Installation. The therapist will check in about a client’s positive cognition, and provide the option to change it, as their feelings about themselves may have shifted. Maybe at the start it was something vague about being worthy, but after getting a handle on a painful memory, it might change to “I’m strong.” What’s important is that it’s positive before they rate how much they believe the statement on a scale of one to seven. If a client doesn’t land on a seven right away (most don’t), they will repeat sets of bilateral stimulation, while the therapist may ask questions about what’s preventing that from happening.
Body Scan. A client will scan their body for any lingering tension. If any are identified, they’ll have to complete a few more sets of bilateral stimulation until they can fully relax.
Closure. The therapist and client will discuss how the process went. It’s pretty common for sessions to feel incomplete at first. If that’s the case, the patient will visit their safe space one more time to see if anything has changed, and potentially take inventory of what they put in their container for later.
Reevaluation. Similar to “history taking,” the client will talk about what traumas are still causing them problems and what they want to work on next. Since trauma is rarely resolved in one session, they’ll also reflect on how they feel about the current target.

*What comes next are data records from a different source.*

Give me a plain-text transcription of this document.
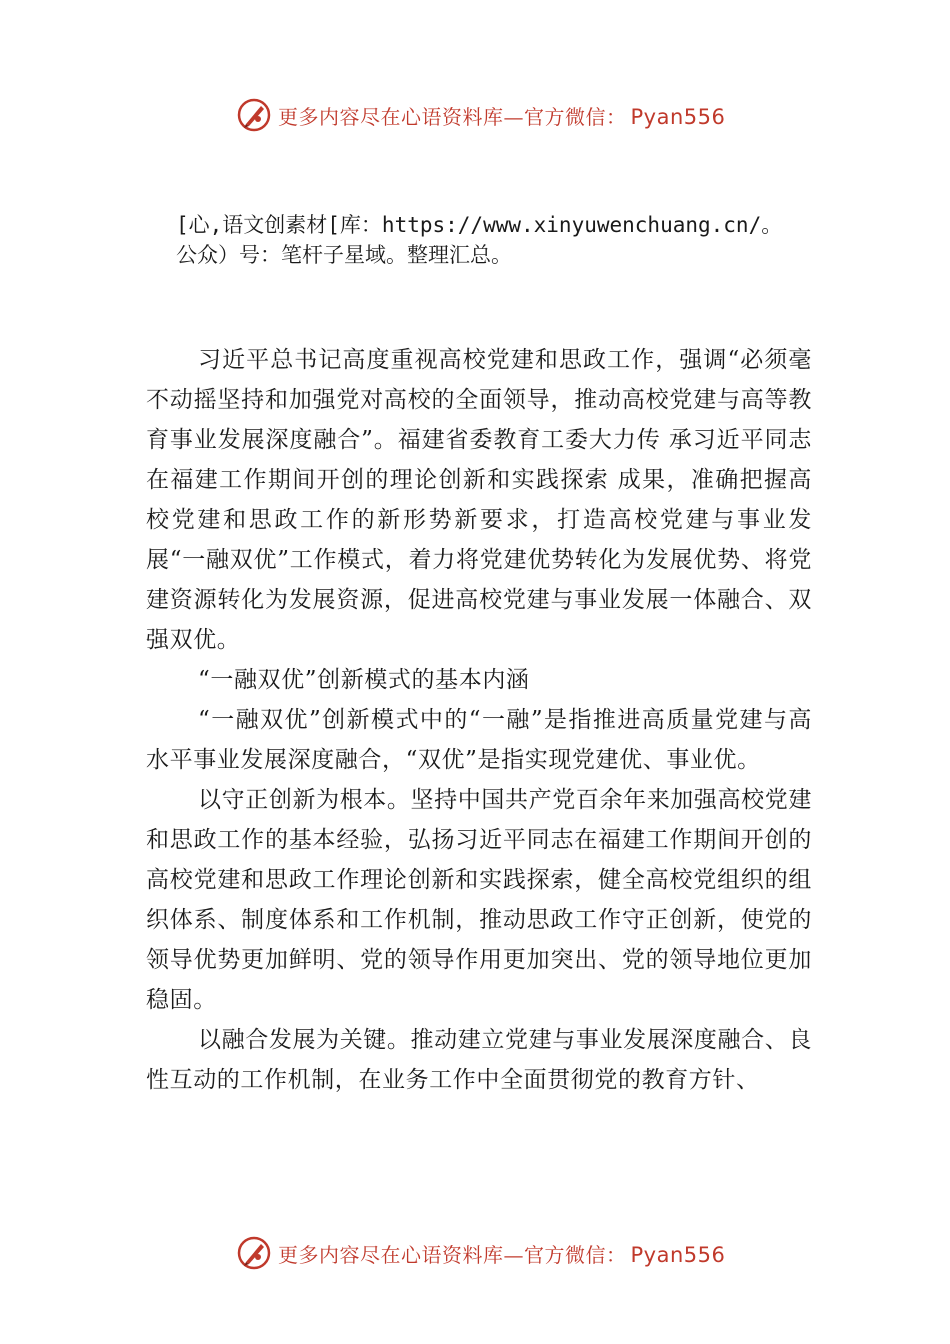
更多内容尽在心语资料库—官方微信： Pyan556
[心,语文创素材[库：https://www.xinyuwenchuang.cn/。
公众）号：笔杆子星域。整理汇总。

习近平总书记高度重视高校党建和思政工作，强调“必须毫不动摇坚持和加强党对高校的全面领导，推动高校党建与高等教育事业发展深度融合”。福建省委教育工委大力传 承习近平同志在福建工作期间开创的理论创新和实践探索 成果，准确把握高校党建和思政工作的新形势新要求，打造高校党建与事业发展“一融双优”工作模式，着力将党建优势转化为发展优势、将党建资源转化为发展资源，促进高校党建与事业发展一体融合、双强双优。

“一融双优”创新模式的基本内涵

“一融双优”创新模式中的“一融”是指推进高质量党建与高水平事业发展深度融合，“双优”是指实现党建优、事业优。

以守正创新为根本。坚持中国共产党百余年来加强高校党建和思政工作的基本经验，弘扬习近平同志在福建工作期间开创的高校党建和思政工作理论创新和实践探索，健全高校党组织的组织体系、制度体系和工作机制，推动思政工作守正创新，使党的领导优势更加鲜明、党的领导作用更加突出、党的领导地位更加稳固。

以融合发展为关键。推动建立党建与事业发展深度融合、良性互动的工作机制，在业务工作中全面贯彻党的教育方针、

更多内容尽在心语资料库—官方微信： Pyan556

All that said — and as much as therapists caution that no one should try EMDR alone — Muska and DuHadway agree that there is a paired down-version that individuals can do on their own by using bilateral stimulation, breathing and visualization exercises. The difference is that people should only do so to deal with the present, not the past. So, if you’re having trouble unseeing the horrifying footage of Derek Chauvin’s knee in George Floyd’s neck, many of these strategies may be effective. But if you’ve endured police violence directly, even in recent weeks, these strategies, though helpful in the short-term, probably won’t be sufficient.
Whether it’s at home or not, most people who are successful with EMDR attend regular talk-therapy appointments as well. Which is to say, EMDR isn’t a magical quick fix, but part of a multifaceted approach to feeling better that involves many different techniques. And again, with so many different things at play, it’s most beneficial to seek some professional help along the way.